Eventually, by late March, the government enforced a lockdown on the UK, in an attempt to halt the spread of the virus. During the next weeks, Hancock had come under criticism for not being able to provide enough personal protective equipment (PPE) for NHS doctors and staff working on the frontline of the crisis. Furthermore, the ministry was also criticised for not conducting enough coronavirus tests across the country. To address the second criticism, he had promised that 100,000 tests a day would be conducted in the country by the end of April. As the deadline loomed, the Health Secretary was placed under hard scrutiny, what made matters worse was when he contracted the virus shortly after the Prime Minister had contracted it himself. He nevertheless had mild symptoms and made a quick recovery.
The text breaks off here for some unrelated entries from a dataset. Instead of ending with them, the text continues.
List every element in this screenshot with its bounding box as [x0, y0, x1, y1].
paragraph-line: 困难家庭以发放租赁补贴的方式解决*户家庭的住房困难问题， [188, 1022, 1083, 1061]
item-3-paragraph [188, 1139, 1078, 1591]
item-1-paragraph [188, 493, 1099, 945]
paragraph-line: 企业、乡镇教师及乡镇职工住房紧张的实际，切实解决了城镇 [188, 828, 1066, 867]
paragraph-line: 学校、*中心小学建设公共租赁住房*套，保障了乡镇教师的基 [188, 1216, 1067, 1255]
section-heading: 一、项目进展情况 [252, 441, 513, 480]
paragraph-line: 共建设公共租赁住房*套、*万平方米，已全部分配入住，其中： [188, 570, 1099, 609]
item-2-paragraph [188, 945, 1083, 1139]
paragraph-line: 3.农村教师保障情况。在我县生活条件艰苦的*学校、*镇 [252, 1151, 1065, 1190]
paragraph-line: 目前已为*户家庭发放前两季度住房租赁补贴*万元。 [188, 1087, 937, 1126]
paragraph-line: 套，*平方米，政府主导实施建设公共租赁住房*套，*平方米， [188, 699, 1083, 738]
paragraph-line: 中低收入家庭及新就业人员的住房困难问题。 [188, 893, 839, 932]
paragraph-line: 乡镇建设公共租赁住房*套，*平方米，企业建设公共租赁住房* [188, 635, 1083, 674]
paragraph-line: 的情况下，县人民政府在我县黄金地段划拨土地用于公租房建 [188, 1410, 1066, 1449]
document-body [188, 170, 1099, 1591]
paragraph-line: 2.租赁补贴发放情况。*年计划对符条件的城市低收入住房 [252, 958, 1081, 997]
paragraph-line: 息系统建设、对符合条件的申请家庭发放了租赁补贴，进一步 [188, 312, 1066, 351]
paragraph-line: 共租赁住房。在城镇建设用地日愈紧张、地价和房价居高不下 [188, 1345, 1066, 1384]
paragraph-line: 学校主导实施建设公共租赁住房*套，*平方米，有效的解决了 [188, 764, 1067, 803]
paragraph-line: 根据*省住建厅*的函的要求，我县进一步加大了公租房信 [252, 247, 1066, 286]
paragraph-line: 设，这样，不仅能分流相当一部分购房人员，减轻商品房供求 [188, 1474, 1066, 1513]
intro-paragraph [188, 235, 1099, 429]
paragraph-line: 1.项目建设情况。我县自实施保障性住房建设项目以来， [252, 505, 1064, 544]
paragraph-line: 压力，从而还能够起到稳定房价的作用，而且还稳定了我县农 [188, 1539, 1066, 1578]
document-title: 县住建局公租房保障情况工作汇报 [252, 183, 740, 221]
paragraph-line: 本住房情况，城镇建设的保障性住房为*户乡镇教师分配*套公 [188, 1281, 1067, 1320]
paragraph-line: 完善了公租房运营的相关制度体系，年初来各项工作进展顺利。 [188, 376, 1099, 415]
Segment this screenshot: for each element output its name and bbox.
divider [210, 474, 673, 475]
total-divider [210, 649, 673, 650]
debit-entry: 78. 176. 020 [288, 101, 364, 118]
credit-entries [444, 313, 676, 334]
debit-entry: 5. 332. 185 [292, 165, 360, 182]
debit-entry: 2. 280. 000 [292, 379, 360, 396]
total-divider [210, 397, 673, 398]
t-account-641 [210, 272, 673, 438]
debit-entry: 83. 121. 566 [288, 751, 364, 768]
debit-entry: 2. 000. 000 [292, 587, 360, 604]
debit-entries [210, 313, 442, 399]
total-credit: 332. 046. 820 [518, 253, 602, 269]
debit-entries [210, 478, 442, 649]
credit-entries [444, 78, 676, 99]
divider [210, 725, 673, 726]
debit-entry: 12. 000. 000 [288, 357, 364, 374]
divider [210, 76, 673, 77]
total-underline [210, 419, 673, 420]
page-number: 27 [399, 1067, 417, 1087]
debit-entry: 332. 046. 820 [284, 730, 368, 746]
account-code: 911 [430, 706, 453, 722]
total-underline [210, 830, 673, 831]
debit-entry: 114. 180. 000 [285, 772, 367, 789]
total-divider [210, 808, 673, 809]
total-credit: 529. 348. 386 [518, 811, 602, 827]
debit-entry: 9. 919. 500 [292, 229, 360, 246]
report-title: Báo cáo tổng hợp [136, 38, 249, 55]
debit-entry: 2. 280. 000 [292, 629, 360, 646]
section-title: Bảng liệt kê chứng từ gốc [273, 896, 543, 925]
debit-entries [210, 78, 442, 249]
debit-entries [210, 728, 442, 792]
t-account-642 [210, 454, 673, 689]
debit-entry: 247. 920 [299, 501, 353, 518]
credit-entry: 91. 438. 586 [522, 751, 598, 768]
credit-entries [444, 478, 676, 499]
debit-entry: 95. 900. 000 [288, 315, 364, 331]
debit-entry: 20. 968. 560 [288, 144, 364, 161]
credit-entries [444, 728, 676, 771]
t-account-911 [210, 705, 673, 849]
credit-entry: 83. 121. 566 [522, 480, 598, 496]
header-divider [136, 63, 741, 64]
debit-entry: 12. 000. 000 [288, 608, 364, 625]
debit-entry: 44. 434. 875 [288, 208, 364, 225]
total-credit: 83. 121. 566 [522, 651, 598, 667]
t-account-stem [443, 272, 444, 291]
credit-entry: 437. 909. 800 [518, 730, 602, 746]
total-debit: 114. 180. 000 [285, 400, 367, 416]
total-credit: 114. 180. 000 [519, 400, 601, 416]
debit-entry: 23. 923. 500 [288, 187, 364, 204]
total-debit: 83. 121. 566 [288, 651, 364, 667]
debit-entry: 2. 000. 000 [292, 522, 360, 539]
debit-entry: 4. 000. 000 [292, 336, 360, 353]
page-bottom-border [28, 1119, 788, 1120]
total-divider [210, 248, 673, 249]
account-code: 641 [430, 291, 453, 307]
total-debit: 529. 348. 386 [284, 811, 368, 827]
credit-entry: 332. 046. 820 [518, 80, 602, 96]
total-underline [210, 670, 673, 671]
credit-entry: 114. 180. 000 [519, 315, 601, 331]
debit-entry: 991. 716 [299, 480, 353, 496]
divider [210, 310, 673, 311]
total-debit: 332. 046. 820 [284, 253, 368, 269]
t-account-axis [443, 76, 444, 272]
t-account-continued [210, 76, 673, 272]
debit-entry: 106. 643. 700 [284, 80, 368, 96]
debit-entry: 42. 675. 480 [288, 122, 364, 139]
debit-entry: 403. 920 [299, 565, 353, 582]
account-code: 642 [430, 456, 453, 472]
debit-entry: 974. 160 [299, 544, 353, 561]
He also somewhat stayed true to his promise, as 100,000 tests were successfully sent out on the last day April, however some reports indicated that 40,000 of those tests weren’t completed yet, thus bringing many to question the authenticity of the claim.
Now Hancock is working closely with the government to help it gradually ease lockdown measures, however many critics have said the government is moving too fast and that strict lockdown measures should remain for the coming weeks. Only time will tell if the government’s moves were too hasty.